The methods we used to repair the trailer are outlined below, they may or may not work for you, involve the use of dangerous equipment and failure while driving is very serious, if you intend copying any of the techniques used please ensure that you understand all the risks involved.

When we started, this old trailer was barely a trailer at all. The tow hitch was solid, as was the main beam which runs along the trailer length as well as the the mast crutch and bow support. The wheel bearings were shot and the rear crossmember and suspension was corroded so badly that it took on the appearance and structural propeties of puff pastry when hit with a hammer.
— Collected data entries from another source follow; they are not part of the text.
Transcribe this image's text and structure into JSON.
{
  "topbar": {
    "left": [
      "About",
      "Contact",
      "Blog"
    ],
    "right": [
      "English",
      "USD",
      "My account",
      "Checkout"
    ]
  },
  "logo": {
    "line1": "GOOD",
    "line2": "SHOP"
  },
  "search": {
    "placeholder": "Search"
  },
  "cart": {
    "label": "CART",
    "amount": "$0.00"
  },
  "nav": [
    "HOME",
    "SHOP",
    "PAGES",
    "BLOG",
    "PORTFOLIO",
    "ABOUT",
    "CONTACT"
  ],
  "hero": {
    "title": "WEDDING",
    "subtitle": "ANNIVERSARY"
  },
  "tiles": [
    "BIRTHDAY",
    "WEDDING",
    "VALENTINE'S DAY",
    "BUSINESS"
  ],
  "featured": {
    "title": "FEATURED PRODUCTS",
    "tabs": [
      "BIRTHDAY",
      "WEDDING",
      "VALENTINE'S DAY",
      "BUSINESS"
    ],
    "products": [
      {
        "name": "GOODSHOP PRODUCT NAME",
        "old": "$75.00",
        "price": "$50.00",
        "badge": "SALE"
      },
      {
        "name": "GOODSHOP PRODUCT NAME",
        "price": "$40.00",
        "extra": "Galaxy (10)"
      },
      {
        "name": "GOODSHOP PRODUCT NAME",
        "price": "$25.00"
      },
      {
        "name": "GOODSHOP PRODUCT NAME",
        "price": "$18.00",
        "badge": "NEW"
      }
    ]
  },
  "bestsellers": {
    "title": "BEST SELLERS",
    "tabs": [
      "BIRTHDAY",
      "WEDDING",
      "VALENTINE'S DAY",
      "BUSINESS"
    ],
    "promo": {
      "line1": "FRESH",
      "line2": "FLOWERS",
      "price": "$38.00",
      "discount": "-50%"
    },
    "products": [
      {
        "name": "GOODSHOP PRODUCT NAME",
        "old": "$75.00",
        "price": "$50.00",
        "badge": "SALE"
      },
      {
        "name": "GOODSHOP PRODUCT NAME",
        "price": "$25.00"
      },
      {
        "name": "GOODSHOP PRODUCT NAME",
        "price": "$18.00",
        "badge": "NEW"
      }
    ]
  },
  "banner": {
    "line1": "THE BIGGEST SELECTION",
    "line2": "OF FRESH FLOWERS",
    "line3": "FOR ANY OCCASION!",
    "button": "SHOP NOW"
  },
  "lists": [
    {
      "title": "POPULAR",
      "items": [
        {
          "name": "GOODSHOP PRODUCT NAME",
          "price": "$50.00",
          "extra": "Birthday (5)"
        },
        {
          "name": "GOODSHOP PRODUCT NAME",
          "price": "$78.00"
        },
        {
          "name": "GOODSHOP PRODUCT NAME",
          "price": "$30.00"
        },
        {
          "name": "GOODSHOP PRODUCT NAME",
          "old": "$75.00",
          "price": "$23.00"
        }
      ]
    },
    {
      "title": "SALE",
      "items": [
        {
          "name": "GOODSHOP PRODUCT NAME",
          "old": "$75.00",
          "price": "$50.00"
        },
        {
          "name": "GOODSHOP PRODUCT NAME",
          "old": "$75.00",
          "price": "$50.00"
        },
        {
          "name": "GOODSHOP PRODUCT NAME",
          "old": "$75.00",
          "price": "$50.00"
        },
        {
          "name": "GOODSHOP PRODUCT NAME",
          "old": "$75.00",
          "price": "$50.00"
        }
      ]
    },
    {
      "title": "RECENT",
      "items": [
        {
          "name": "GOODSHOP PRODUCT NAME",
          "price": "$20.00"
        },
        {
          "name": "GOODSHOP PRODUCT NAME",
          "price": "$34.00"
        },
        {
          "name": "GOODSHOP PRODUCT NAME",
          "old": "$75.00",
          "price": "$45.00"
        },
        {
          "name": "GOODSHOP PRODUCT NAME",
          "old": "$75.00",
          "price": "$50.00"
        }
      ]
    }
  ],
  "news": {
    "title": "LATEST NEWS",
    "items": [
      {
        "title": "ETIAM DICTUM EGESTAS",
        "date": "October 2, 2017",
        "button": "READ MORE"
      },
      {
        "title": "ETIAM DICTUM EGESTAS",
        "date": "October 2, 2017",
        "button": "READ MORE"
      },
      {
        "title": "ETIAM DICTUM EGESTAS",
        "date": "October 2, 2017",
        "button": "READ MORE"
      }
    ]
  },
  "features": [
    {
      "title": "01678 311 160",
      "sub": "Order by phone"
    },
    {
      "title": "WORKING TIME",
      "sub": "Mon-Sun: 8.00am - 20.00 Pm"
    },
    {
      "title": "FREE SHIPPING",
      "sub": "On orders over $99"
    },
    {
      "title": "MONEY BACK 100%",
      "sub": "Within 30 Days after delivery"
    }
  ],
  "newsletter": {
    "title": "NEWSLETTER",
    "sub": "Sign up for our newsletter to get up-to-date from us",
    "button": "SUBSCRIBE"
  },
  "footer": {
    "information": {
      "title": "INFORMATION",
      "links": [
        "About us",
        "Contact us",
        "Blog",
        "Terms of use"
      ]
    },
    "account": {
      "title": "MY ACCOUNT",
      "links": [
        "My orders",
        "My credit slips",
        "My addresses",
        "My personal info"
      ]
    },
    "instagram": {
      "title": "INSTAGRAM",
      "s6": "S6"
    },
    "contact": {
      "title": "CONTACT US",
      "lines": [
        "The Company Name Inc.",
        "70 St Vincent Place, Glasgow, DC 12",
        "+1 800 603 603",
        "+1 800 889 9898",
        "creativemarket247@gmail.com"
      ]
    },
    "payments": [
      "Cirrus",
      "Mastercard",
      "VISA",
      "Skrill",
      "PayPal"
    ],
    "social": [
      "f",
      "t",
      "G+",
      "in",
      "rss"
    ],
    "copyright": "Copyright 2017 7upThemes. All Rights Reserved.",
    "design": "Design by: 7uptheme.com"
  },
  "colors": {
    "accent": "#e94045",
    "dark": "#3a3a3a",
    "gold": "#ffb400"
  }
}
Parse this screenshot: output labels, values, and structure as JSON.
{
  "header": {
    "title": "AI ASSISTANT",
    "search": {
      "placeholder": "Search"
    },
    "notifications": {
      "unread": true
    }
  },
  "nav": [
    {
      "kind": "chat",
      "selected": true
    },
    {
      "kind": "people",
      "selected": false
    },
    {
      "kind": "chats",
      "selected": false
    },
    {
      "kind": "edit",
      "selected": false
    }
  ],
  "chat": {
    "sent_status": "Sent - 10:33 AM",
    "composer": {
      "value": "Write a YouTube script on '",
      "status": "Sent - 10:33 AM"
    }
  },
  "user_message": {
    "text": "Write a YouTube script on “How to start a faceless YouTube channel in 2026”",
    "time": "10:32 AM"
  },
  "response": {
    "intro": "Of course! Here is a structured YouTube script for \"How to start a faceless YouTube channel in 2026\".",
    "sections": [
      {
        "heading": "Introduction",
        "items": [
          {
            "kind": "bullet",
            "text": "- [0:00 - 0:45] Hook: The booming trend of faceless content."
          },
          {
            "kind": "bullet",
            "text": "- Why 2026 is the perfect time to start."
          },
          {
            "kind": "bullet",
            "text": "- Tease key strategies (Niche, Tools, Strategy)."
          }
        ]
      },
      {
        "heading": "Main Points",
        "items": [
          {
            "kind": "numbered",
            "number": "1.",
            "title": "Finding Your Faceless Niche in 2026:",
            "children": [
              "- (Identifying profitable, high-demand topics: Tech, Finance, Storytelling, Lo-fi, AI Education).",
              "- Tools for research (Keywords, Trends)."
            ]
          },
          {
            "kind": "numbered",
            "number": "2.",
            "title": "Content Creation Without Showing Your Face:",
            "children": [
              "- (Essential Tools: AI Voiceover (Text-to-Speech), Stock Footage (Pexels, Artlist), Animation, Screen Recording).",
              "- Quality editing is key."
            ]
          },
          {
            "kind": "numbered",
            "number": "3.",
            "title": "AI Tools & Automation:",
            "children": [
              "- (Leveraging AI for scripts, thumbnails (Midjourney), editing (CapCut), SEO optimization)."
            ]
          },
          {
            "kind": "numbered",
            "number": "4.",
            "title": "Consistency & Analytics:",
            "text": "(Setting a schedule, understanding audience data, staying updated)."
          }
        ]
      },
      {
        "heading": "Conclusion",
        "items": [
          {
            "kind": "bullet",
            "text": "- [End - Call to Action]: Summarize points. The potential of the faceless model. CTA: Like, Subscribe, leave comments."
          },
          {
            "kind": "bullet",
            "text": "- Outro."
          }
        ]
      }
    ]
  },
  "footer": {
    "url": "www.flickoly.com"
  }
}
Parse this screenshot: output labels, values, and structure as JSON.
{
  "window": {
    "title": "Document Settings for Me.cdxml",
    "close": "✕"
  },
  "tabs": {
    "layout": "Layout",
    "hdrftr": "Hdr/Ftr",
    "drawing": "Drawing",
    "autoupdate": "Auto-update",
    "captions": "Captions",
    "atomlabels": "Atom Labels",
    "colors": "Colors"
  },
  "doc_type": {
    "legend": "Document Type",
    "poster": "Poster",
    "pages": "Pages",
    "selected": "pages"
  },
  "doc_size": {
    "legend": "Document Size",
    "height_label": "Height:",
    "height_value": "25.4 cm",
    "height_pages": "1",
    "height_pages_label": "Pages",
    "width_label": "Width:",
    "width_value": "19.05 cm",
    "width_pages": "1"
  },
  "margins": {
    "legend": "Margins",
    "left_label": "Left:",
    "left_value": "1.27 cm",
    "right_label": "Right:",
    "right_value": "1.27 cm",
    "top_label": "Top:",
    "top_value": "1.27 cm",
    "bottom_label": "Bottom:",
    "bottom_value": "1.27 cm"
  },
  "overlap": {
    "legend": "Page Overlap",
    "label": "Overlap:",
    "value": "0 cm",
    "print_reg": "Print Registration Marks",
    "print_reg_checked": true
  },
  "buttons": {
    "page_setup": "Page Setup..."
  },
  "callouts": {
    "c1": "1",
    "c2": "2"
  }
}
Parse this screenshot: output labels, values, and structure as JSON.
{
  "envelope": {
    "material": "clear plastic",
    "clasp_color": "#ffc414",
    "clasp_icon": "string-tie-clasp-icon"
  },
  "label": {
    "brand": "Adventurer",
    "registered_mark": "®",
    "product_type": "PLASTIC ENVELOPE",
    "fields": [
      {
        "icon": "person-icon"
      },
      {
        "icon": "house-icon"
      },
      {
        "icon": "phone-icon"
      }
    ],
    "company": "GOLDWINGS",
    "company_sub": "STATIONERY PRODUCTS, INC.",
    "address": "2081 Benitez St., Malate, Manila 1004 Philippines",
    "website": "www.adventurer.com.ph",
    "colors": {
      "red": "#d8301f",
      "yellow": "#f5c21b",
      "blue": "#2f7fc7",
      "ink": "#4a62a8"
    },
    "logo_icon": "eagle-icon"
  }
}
So out came the grinder and we got to work.

The bits we saved were:

  • The main beam (this runs the length of the trailer and has other parts attached).
    • Tow Hitch
    • Mast Crutch
    • Bow Support
    • Front Cradle
  • The flat tie beams (these triangulate the join and keep the trailer square).
  • Mud guard brackets.
  • Wheels.
  • U-Bolts (some of these got destroyed by the grinder and were replaced).

Tow hitch on main beam:


The bits we need to make a functioning trailer were:

  • Bearing/Suspension units (the light duty ones we found were rated at 350Kg, a little heavy duty for a Cherub trailer but will do the job).
  • Rear cross member (we purchased one ready made which is fine for us as we did not want a combi style trailer but if you want yours to be combi style you will need to make one as the pre-made ones for the light weight wheel hubs/suspensions only come in a narrow format. Fine for just a boat but too narrow for a boat and trolley).
  • Mud guards.
  • Assorted nuts and bolts.

These can all be sourced from Towsure.

Once you have your parts you will need to get hold of a welder. We used an arc welder as it is easy to use and does not require gas bottles. You will probably need something like 100A current for this kind of work. If you are new to welding then get some practice first with some scrap metal. Weld a tab onto the center of your cross member, this is what your u-bolts will clamp on to so it has to be substantial. We also welded the flats of the u-bolts onto this for good measure. You will then need to weld some rings onto your crossmember for strapping the boat down. Again, these need to be strong for obvious reasons!

This shows the flange and the u-bolt flats all welded up:


This shows the rings for strapping the boat down:


That is all the welding done. Unless you need to make mud guard brackets. The next thing to do is to bolt your cross member to your main beam with two u-bolts. Then add your flat tie beams (traiangulation struts). These are fixed with a single u-bolt and the front end and the rear end is fixed when the suspension units are bolted on. Then either make, buy or salvage some mud guard brackets and bolt the whole lot together with your suspension units and cross member. Bolt your mud guards on and the jobs a good-un!

Cross member attached to main beam with two u-bolts:


Front of flat tie beams attached to main beam with u-bolt:


Rear cross member showing suspension unit, mud guard bracket, flat tie beam attachment and tie down ring:


Put the wheels on and you have a trailer. Now all that is left to do is to add a cradle or trolley supports and give it a coat of paint. Red-oxide primer and Hammerite should do the trick.



After finishing the trailer it came to my attention that I had forgotten post 97' boats have a 30cm 'snout'. This meant that the bow support had to be moved to allow for the snout to sit behind the mast crutch. The old bow support was simply cut off and welded on to a bit of 50mm box 300mm further back. The whole assembly sits just shy of 200mm above the main beam.


There are as many ways of doing this as there are Cherubs but I thought I would add a little note as to how I did it for reference. The cradle is made of several layers of 4mm exterior ply laminated together with support at each end and a large weight in the middle. This is then secured to the supports with four coach bolts. Coach bolts are used as they have a shallow, round head which wount stick through the trailer padding. You could use counter-sunk bolts for the same reasons, which may be neater.